A slime lunged, spraying a jet of yellow bile. I tried to dodge. My mind screamed move, but my reflexes were still stuck in 'civilian mode'. I wasn't a paladin. I didn't have a century of combat drills wired into my nerves. I was just a guy trying to sidestep a bullet, and I wasn't fast enough.

The acid hit my chest. HISSS. The mana shell dissolved.

POP.

I woke up on the bed again.

'Damn it!' I screamed. 'Acid. I saw it coming, but I couldn't move fast enough. I'm useless in there.'

'We're burning daylight, Murphy,' Ronan noted. 'Summon the last one. One more death and we're out of ammo.'

I summoned the third clone and ran back. I was furious. The inefficiency was maddening.

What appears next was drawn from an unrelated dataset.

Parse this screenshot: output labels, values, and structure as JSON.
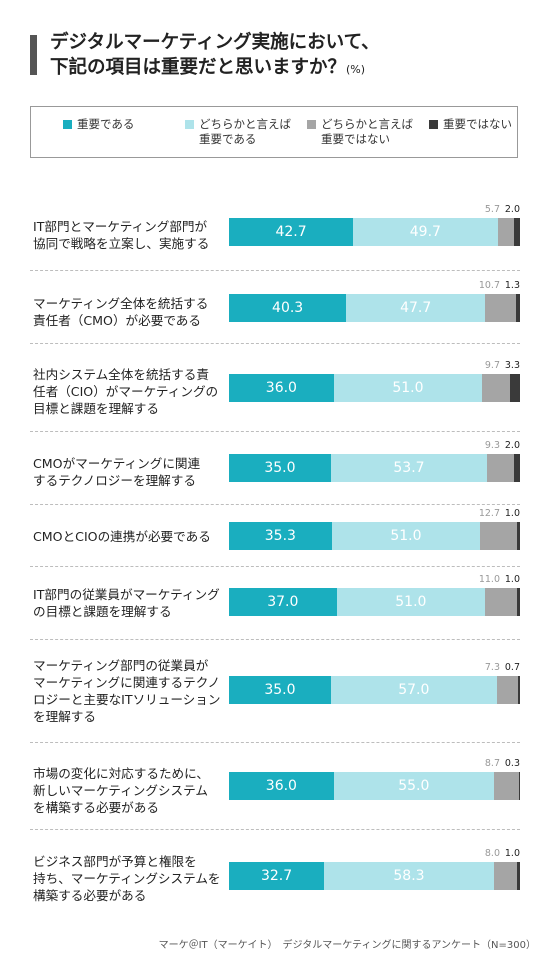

'I can't dodge,' I reported, breathless. 'I don't have your reflexes.'

'Then don't dodge,' Ronan suggested. 'You've got a hole in reality attached to your soul. Use it.'

We found another slime. It sprayed.

'Phase!' Ronan barked.

I didn't move. I focused on the patch of skin the acid was about to hit. I visualised the Inventory portal opening right there.

Flicker.

The portal opened for a microsecond. The acid passed through my shoulder as if I were a ghost, vanishing into the void. My arm flickered, translucent, then solidified.

'Got it,' I grinned.

The grind settled into a rhythm. Detect. Engage. Phase. Loot.

With thirty minutes left, we found it. A massive domed chamber blocked by a Slime Coalescence—a knot of fused slimes pulsating with green light.

'A Coalescence,' Ronan noted. 'Most adventurers avoid these. The creature maintains a layer of Aether around the cores. The moment it dies, the seal breaks, and the digestive acid dissolves the loot instantly. You can't harvest fast enough.'

I grinned. 'Sounds like a market inefficiency.'

'We have to time this perfectly. I kill it. You capture the carcass the microsecond the spark fades, before the acid eats the prize.'

'I'm ready. Distract it.'

Ronan charged, drawing the aggro. The monster surged toward him. I flanked it, sprinting toward the pulsating mass.

'NOW!' Ronan shouted.

He drove the sword into the nucleus. The inner light died. The jelly began to hiss, turning corrosive.

'Inventory!' I screamed.

I opened the portal wide and pulled. SCHLUCK. The entire massive corpse was sucked violently into the void. Inside the Inventory, time stopped. The acid froze.

'Sort,' I commanded.

I separated the cores from the sludge. Five pristine spheres.

'Five pristine cores,' I breathed. 'In one go.'

'We're rich,' the Ronan-Clone agreed. 'Now dispel. We've got five minutes before we dissolve.'

POP.

I collapsed onto the rug in my real body, drenched in sweat. I reached into the inventory and pulled out five glowing, perfect cores.